Joint thematic workshop - Shakespeare hands-on
The theme of this year's thematic workshop was Shakespeare and drama, to celebrate 400 years since Shakespeare's death and the special link between Weimar and Shakespeare - as Weimar is steeped in German literary history (Goethe and Schiller) and it is the headquarters of the German Shakespeare Society. Here you can read the report from Group Leader, Kikko Kawashima, on what pupils from both countries discussed and what they discovered through performing.

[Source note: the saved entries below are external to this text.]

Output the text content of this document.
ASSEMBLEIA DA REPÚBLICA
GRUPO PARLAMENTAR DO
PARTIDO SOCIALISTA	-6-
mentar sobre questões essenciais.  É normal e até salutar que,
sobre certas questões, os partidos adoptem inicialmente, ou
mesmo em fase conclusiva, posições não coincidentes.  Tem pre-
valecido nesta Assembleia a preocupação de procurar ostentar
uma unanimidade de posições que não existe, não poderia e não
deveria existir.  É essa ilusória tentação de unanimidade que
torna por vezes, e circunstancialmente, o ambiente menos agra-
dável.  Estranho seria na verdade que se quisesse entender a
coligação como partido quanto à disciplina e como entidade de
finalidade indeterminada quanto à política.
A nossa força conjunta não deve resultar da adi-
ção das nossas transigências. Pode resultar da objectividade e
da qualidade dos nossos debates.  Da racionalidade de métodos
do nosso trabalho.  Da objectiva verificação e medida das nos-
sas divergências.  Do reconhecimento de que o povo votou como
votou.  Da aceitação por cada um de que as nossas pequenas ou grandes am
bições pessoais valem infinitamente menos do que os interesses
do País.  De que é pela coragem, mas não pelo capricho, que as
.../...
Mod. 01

Setting the scene - rehearsal time
Twelve British and five German students took part in this theatrical challenge. After a short introduction to Shakespeare's life, time and works, the students formed four groups with at least one German to focus on either a comic scene from Anthony and Cleopatra where the lovers quarrel or the scene from Macbeth where Lady Macbeth persuades her husband to go through with the assassination of King Duncan. The groups first read the scenes aloud, then discussed the meaning of the scene in German - the British students helping the Germans to gain a better understanding. They then analysed the key themes and literary techniques used to convey the relationship between the characters, making mind-maps.
And, action!
In the next session, the groups wrote a scene in German, loosely based on the original one. Whilst retaining the theme of the original Shakespeare scene and similar relationships between the characters, the students were free to modernise, transform, interpret and present their new versions in any way they wished, showing the universality of Shakespeare's exploration of love, ambition and guilt. (…) One group transformed the Macbeth scene into a high-school plot against the most popular student; another transformed it into an assassination of another candidate before the next general election; one group created a highly-entertaining feminist version of Anthony and Cleopatra's squabbles.

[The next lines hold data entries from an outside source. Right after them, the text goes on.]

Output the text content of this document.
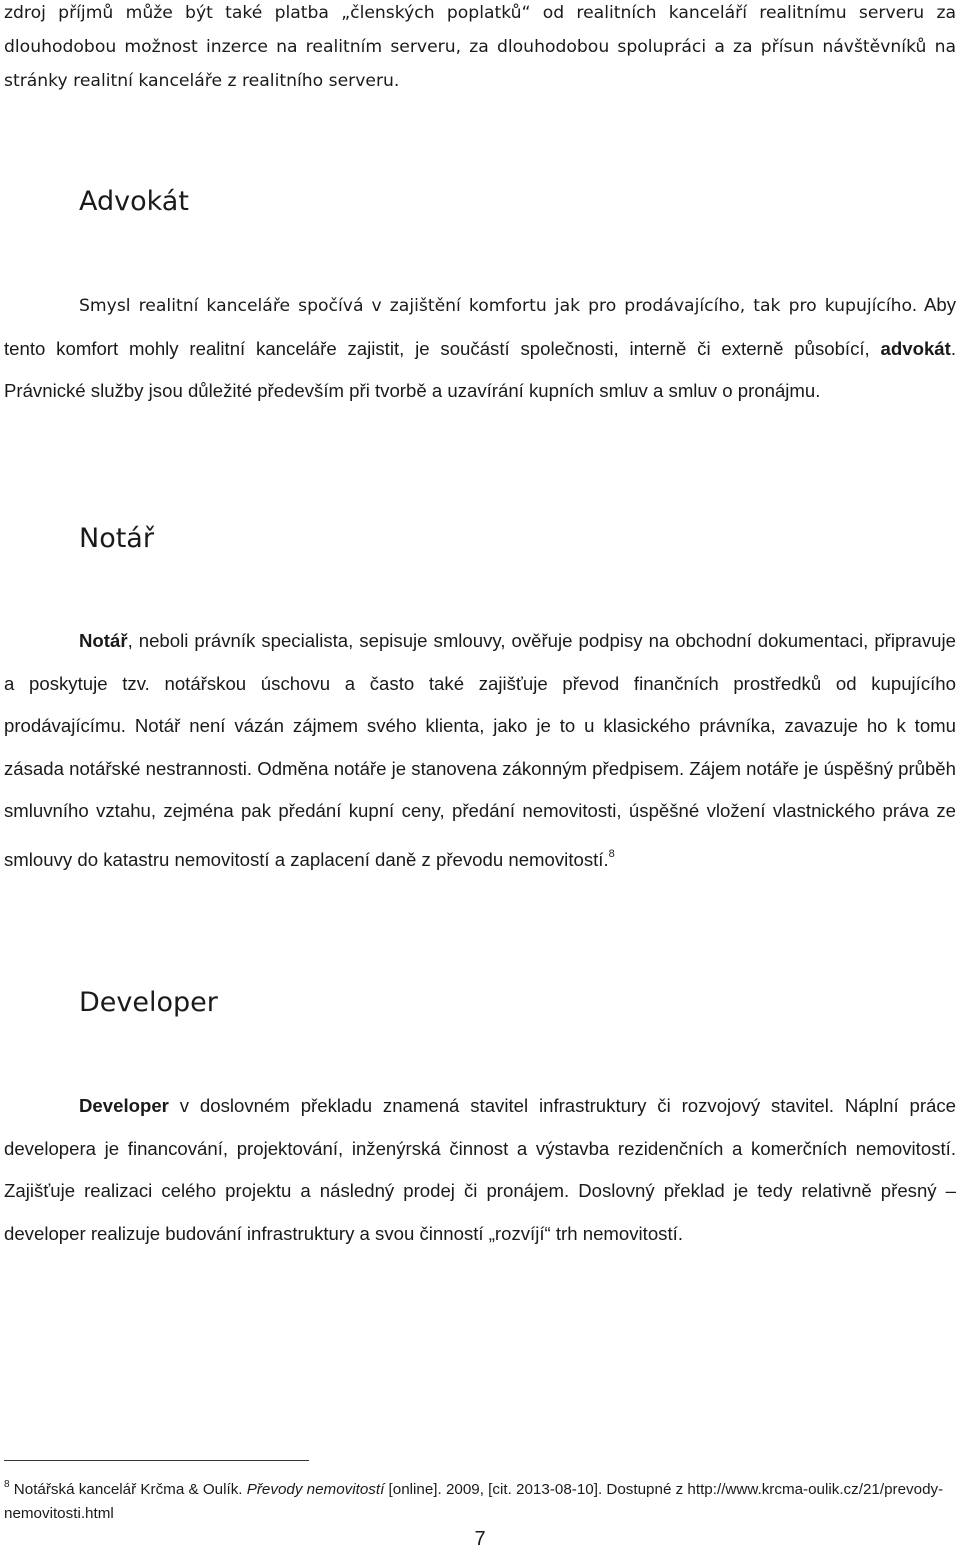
zdroj příjmů může být také platba „členských poplatků“ od realitních kanceláří realitnímu serveru za dlouhodobou možnost inzerce na realitním serveru, za dlouhodobou spolupráci a za přísun návštěvníků na stránky realitní kanceláře z realitního serveru.

Advokát

Smysl realitní kanceláře spočívá v zajištění komfortu jak pro prodávajícího, tak pro kupujícího. Aby tento komfort mohly realitní kanceláře zajistit, je součástí společnosti, interně či externě působící, advokát. Právnické služby jsou důležité především při tvorbě a uzavírání kupních smluv a smluv o pronájmu.

Notář

Notář, neboli právník specialista, sepisuje smlouvy, ověřuje podpisy na obchodní dokumentaci, připravuje a poskytuje tzv. notářskou úschovu a často také zajišťuje převod finančních prostředků od kupujícího prodávajícímu. Notář není vázán zájmem svého klienta, jako je to u klasického právníka, zavazuje ho k tomu zásada notářské nestrannosti. Odměna notáře je stanovena zákonným předpisem. Zájem notáře je úspěšný průběh smluvního vztahu, zejména pak předání kupní ceny, předání nemovitosti, úspěšné vložení vlastnického práva ze smlouvy do katastru nemovitostí a zaplacení daně z převodu nemovitostí.$^8$

Developer

Developer v doslovném překladu znamená stavitel infrastruktury či rozvojový stavitel. Náplní práce developera je financování, projektování, inženýrská činnost a výstavba rezidenčních a komerčních nemovitostí. Zajišťuje realizaci celého projektu a následný prodej či pronájem. Doslovný překlad je tedy relativně přesný – developer realizuje budování infrastruktury a svou činností „rozvíjí“ trh nemovitostí.

$^8$ Notářská kancelář Krčma & Oulík. Převody nemovitostí [online]. 2009, [cit. 2013-08-10]. Dostupné z http://www.krcma-oulik.cz/21/prevody-nemovitosti.html

7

Is Shakespeare still relevant for us today?
The students benefitted from using German in a creative context, quite unlike the work set at A level and had to use lots of linguistic skills to explain and interpret the meaning of the Shakespeare scenes of the German students in German (…). They were able to use a lot of idiomatic expressions that they had learnt that week in their modernised versions of the scenes and they gained confidence in performing in public.